Das Mittel der Wahl, um diese Moleküle zu finden, ist für Henkel die Gen-Chip-Analyse, mit der sich zeigen läßt, welche Gene im Tumorgewebe besonders aktiv sind und welche nicht. Beispiel Brustkrebs: Die Arbeitsgruppe um Dr. René Bernards vom Krebsinstitut in Amsterdam, die hier weltweit eine Vorreiterrolle einnimmt, hat zeigen können, daß Ärzte bei Brustkrebspatientinnen eine viel präzisere Prognose über den Verlauf der Erkrankung stellen können, wenn sie sich die Genaktivität ansehen (NEJM 347, 2002, 1999).

"Die gleiche Gruppe macht jetzt eine prospektive Studie mit über 5000 Patientinnen. Wenn sich die Ergebnisse bestätigen, dann wird die Onkologie sich umorientieren müssen", glaubt Henkel, der sich sicher ist: "In fünf Jahren ist die Chipdiagnostik bei Krebspatienten Routine".

Der genetische Tumorabdruck wird dabei nicht nur die individuelle ärztliche Prognose auf neue Füße stellen, sondern vor allem auch die Behandlung auf eine heute noch undenkbare Weise diversifizieren. "Wir sehen das in Ansätzen beim Brustkrebs, aber auch bei den Lymphomen, wo die Zahl der voneinander abgrenzbaren Patientengruppen weiter steigt", so Henkel. Doch eilt der Fortschritt in der Diagnostik einer Erweiterung der Therapie-Optionen noch weit voraus.

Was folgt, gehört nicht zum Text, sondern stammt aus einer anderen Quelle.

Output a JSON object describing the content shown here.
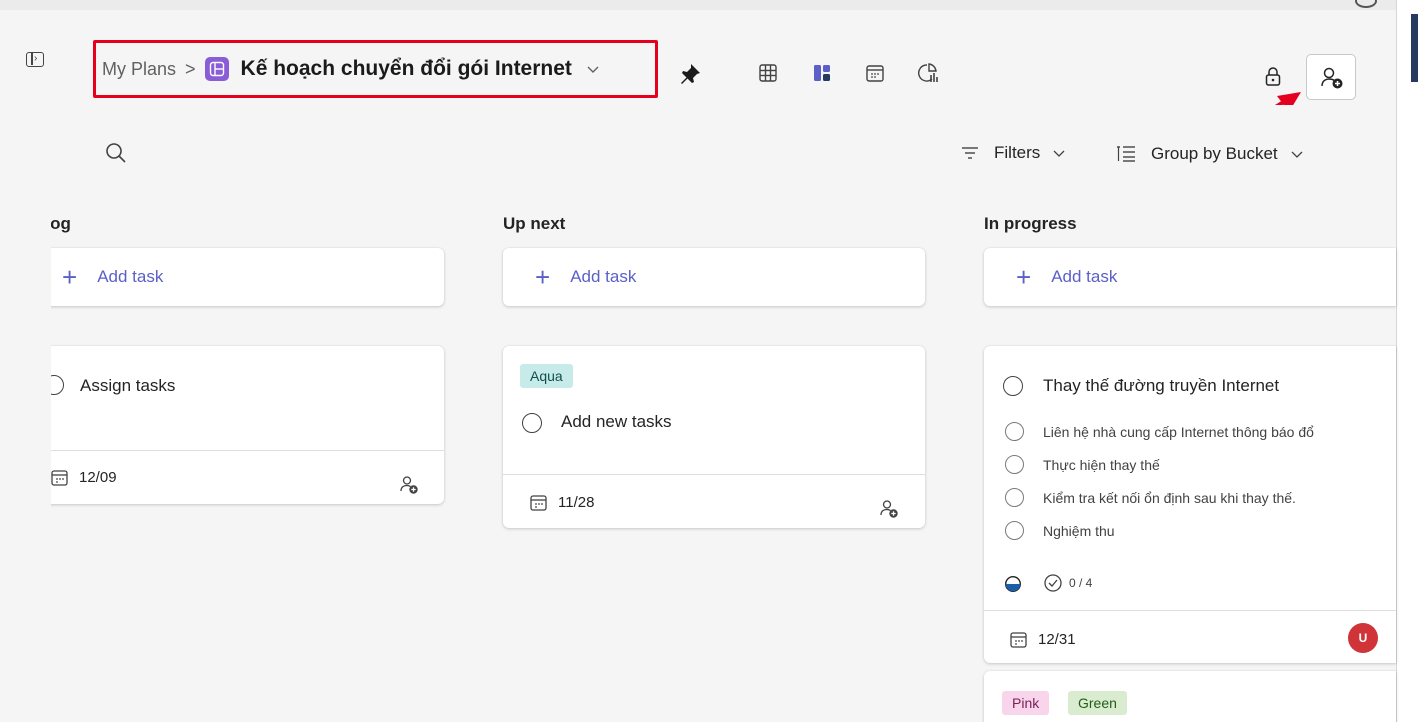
{
  "header": {
    "breadcrumb_root": "My Plans",
    "breadcrumb_sep": ">",
    "plan_title": "Kế hoạch chuyển đổi gói Internet",
    "active_view": "board",
    "views": [
      "grid-view",
      "board-view",
      "schedule-view",
      "charts-view"
    ]
  },
  "toolbar": {
    "filters_label": "Filters",
    "group_by_label": "Group by Bucket"
  },
  "columns": [
    {
      "title": "klog",
      "add_task_label": "Add task",
      "cards": [
        {
          "title": "Assign tasks",
          "due": "12/09"
        }
      ]
    },
    {
      "title": "Up next",
      "add_task_label": "Add task",
      "cards": [
        {
          "labels": [
            "Aqua"
          ],
          "title": "Add new tasks",
          "due": "11/28"
        }
      ]
    },
    {
      "title": "In progress",
      "add_task_label": "Add task",
      "cards": [
        {
          "title": "Thay thế đường truyền Internet",
          "checklist": [
            "Liên hệ nhà cung cấp Internet thông báo đổ",
            "Thực hiện thay thế",
            "Kiểm tra kết nối ổn định sau khi thay thế.",
            "Nghiệm thu"
          ],
          "checklist_progress": "0 / 4",
          "due": "12/31",
          "assignee_initial": "U"
        },
        {
          "labels": [
            "Pink",
            "Green"
          ]
        }
      ]
    }
  ],
  "colors": {
    "accent": "#5b5fc7",
    "highlight_box": "#e5001f",
    "plan_icon": "#8a5cd6",
    "avatar": "#d13438"
  }
}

Die Zahl der identifizierbaren Subgruppen übersteigt weit die Zahl der Therapieschemata.

Hierin liegt die große Herausforderung für Onkologen und Arzneimittelhersteller gleichermaßen. Denn führen Gen-Chips in der Onkologie nicht dazu, daß die immer teureren Medikamente bei immer kleineren Patientengruppen eingesetzt werden? Kommen die Arzneimittelhersteller deshalb irgendwann nicht mehr auf ihre Kosten?

Henkel: "Auf einer gemeinsamen Konferenz der amerikanischen und europäischen Krebsforschungsgesellschaften waren sich alle einig: Eine mögliche Lösung des Problems liegt in einer Ausweitung der Indikation eines Krebsmedikaments".

Das für eine Subgruppe von Patienten mit chronischer myeloischer Leukämie entwickelte Imatinib etwa wirke auch bei Patienten mit gastrointestinalen Stromatumoren und möglicherweise bei einigen Patienten mit Glioblastom. Um so etwas aber schneller erkennen zu können, muß das Zulassungsverfahren zumindest bei Krebsmitteln vereinfacht und beschleunigt werden. "Die Gespräche darüber laufen", weiß Henkel.



STICHWORT

Genchips

Die aus Tumorgewebe gewonnene Boten-RNA ist ein ungefähres Maß für die Genaktivität im Tumor. Das nutzen Genchips aus, die die relative Häufigkeit der Nukleinsäurefragmente mit Fluoreszenzfarbstoffen lesbar machen. Genchips erkennen im Moment bis zu 30 000 verschiedene DNA-Sequenzen und kosten einige hundert Euro. Für eine aussagekräftige Analyse der Genaktivität muß der Chiptest mehrfach wiederholt werden.